Bak öyle bir şey ki ben bile "ya acaba ona haksızlık mı yapıyorum?" diye çok düşündüm. Kendimi sorunlu bir insan gibi hissetmeye başlamıştım. Kaç kez ayrılmak istedim. Geldi ikna etti,sözler verdi,alttan aldı. Annemi bile inandıramamıştım. Her şeyi büyüttüğümü, nişanlımın efendi düzgün bir insan olduğunu söylüyordu sürekli.
Öyle bir şey ki karşısındakini nasıl ikna edeceğini çok iyi biliyordu. Evet gözle görülür bir şey yoktu; ama kendini sakladığını hissediyordum. Bunu tarif etmek çok zor. Evlenince bambaşka bir adama dönüşürse diye bir korku vardı içimde. Ki o duygularım yersiz değilmiş. Son tartışmamızda konu aileme karşı bilerek koyduğu mesafe idi. Bunun üzerine tartıştık. Hemen reddetti, daha konuyu anlayıp dinlemeden reddetti. Ben rest çekince de işine gelmedi. Arkasına bakmadan gitti. Beni onun yaptığı her şeyden habersiz sanıyordu.

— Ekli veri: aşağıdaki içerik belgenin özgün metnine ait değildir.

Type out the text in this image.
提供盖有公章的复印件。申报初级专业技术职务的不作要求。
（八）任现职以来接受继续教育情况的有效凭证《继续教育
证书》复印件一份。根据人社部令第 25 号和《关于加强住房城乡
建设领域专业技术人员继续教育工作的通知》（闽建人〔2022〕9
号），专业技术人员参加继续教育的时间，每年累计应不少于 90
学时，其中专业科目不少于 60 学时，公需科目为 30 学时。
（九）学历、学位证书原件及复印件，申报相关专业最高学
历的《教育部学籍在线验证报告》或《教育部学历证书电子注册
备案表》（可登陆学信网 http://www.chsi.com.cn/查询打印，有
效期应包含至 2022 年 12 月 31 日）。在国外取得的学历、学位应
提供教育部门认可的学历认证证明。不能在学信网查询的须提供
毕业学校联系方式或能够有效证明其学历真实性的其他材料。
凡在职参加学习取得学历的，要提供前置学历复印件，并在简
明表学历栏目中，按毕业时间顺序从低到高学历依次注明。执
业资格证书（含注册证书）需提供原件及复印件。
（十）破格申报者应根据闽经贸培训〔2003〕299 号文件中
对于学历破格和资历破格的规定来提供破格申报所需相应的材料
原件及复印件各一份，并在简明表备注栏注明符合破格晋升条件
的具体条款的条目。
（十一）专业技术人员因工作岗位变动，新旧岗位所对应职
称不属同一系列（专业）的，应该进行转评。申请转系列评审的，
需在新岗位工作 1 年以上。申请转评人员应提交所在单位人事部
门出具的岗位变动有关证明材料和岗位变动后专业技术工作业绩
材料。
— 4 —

Bir de en başta ailesine bağlı olduğunu göstermedi. Ama zamanla gördüm ki bağlı değil bağımlıymış. Ya bir adamın evlilik hayali "Evi düzene koyalım annemleri eve davet ederiz,ağırlarız" mi olur? Ailesi de uzakta gelip yatılı kalacaklar. Bizde yeni evliye öyle hemen yatıya gidilmez. Yeni evlinin ilk hevesi ailesini yatılı ağırlamak olmaz. İşte aileci bir erkek. Gerçekten çok itici. Vallahi iyi düşün arkadaşım. Hayat senin. Sıkıntı çekeceğini öngörüyorsan devam etme derim. İyi düşün tart.